- A sincere devotion to personal growth and self-awareness. Sincere is derived from the Latin ‘sine’ (without) and ‘cera’ (wax) or without wax. According to one popular explanation, dishonest sculptors in ancient Rome and Greece would cover flaws in their work with wax to deceive the potential buyer; therefore, a sculpture “without wax” would mean honesty in its imperfection. Authenticity is indicated by a level of comfort with one’s self and one’s cracks. This comes from a life-long commitment to knowing yourself. To quote Leonard Cohen, “Forget your perfect offering. There’s a crack in everything. That’s how the light gets in.”
- A commitment to discern how you share your imperfection with the world. Authenticity isn’t about exposing yourself recklessly. Authenticity, by definition, requires a commitment to both honesty and respect. Indiscriminate spewing of your faults, weaknesses, and emotions is disrespectful to the people who depend on you. This is why a dedication to self-awareness is an indication of authenticity. Don’t turn your team into your therapist. Be 100% honest with your support system away from your work, so you can be comfortable with yourself when you get to work.

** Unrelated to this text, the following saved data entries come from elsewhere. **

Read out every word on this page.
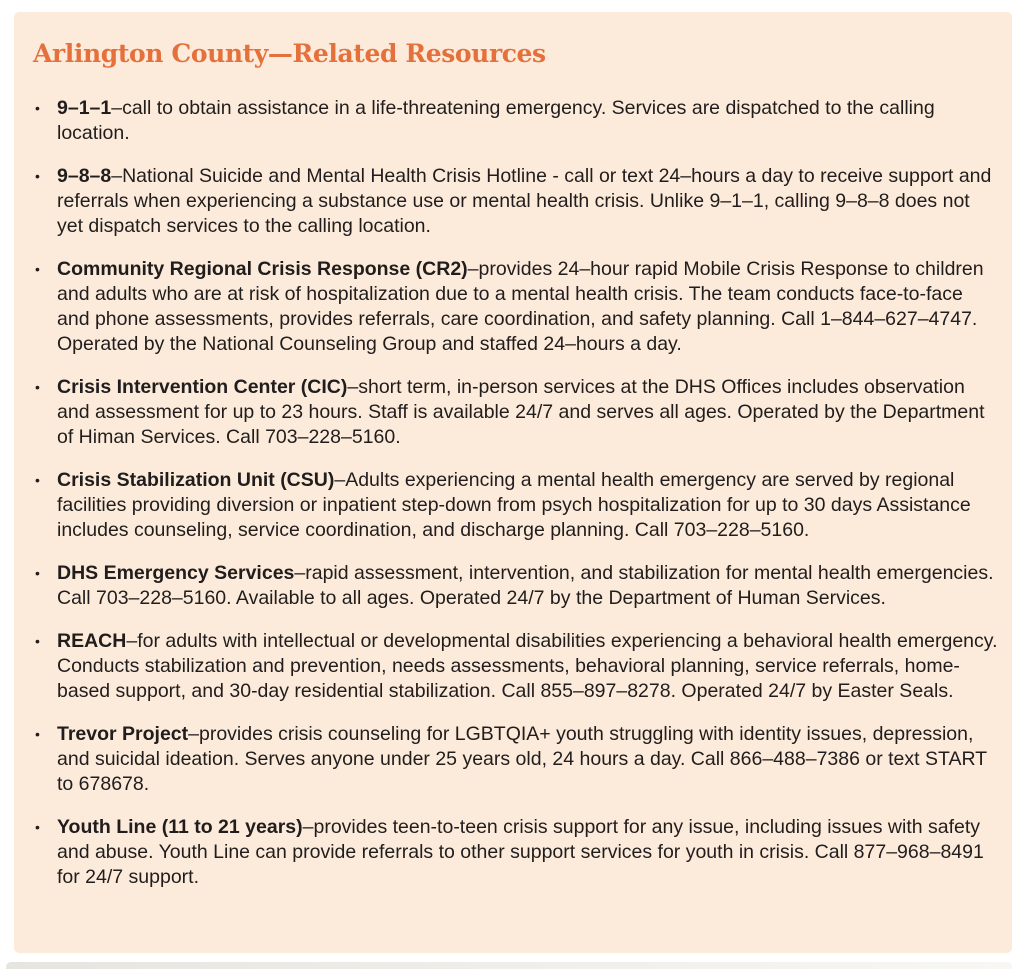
Arlington County—Related Resources
• 9–1–1–call to obtain assistance in a life-threatening emergency. Services are dispatched to the calling location.
• 9–8–8–National Suicide and Mental Health Crisis Hotline - call or text 24–hours a day to receive support and referrals when experiencing a substance use or mental health crisis. Unlike 9–1–1, calling 9–8–8 does not yet dispatch services to the calling location.
• Community Regional Crisis Response (CR2)–provides 24–hour rapid Mobile Crisis Response to children and adults who are at risk of hospitalization due to a mental health crisis. The team conducts face-to-face and phone assessments, provides referrals, care coordination, and safety planning. Call 1–844–627–4747. Operated by the National Counseling Group and staffed 24–hours a day.
• Crisis Intervention Center (CIC)–short term, in-person services at the DHS Offices includes observation and assessment for up to 23 hours. Staff is available 24/7 and serves all ages. Operated by the Department of Himan Services. Call 703–228–5160.
• Crisis Stabilization Unit (CSU)–Adults experiencing a mental health emergency are served by regional facilities providing diversion or inpatient step-down from psych hospitalization for up to 30 days Assistance includes counseling, service coordination, and discharge planning. Call 703–228–5160.
• DHS Emergency Services–rapid assessment, intervention, and stabilization for mental health emergencies. Call 703–228–5160. Available to all ages. Operated 24/7 by the Department of Human Services.
• REACH–for adults with intellectual or developmental disabilities experiencing a behavioral health emergency. Conducts stabilization and prevention, needs assessments, behavioral planning, service referrals, home-based support, and 30-day residential stabilization. Call 855–897–8278. Operated 24/7 by Easter Seals.
• Trevor Project–provides crisis counseling for LGBTQIA+ youth struggling with identity issues, depression, and suicidal ideation. Serves anyone under 25 years old, 24 hours a day. Call 866–488–7386 or text START to 678678.
• Youth Line (11 to 21 years)–provides teen-to-teen crisis support for any issue, including issues with safety and abuse. Youth Line can provide referrals to other support services for youth in crisis. Call 877–968–8491 for 24/7 support.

- Measure your life by how you make the world better. Anything short of an imperfect dedication to helping make a better world is not authentic. Caring about others and basic goodness is in our nature. Don’t mistake authenticity for a method of coping and surviving. For example, being a jerk is never authentic. No one is born a jerk. It’s not in our nature. Being a jerk is a coping response learned somewhere along the way. A sincere desire to serve a cause beyond self-interest is a necessary quality of authentic presence.
Signs of burnout: How to recognize and evaluate what to keep doing and what to let go of.
From personal experience, I know that burnout is real. It is not to be dismissed.
Here are some signs:
- Lack of enthusiasm and vitality
- Difficulty getting up in the morning and falling asleep at night.
- Speaking in a monotone.
- Feeling bored and listless.
- Feeling alienated from your family, co-workers, and friends
- Feeling hungry but lack an appetite.
- Becoming depressed (the line between burnout and depression is very thin).
If you notice some of these symptoms, here’s a suggested strategy to start a recovery path:
- Be honest with yourself. Most people cross the line into burnout at some point in their life.
- Have a heart-to-heart conversation with people who depend on you. Ask them what absolutely needs to stay on your plate and what you can let go of.
- Get clear and ask for the support you need.
- Take an Energy Inventory. Assess what activities, in the last week, gave you energy and which depleted you. Ask yourself if your tiredness is “bad” tired or “good” tired. Remember: Burnout is not about hard work; it’s about heartache.
- Delegate everything possible that you hate doing to someone who would love doing it.
- Accept that guilt is inevitable for conscientious, accountable people. Just don’t put guilt in the driver’s seat. Walk through with grace.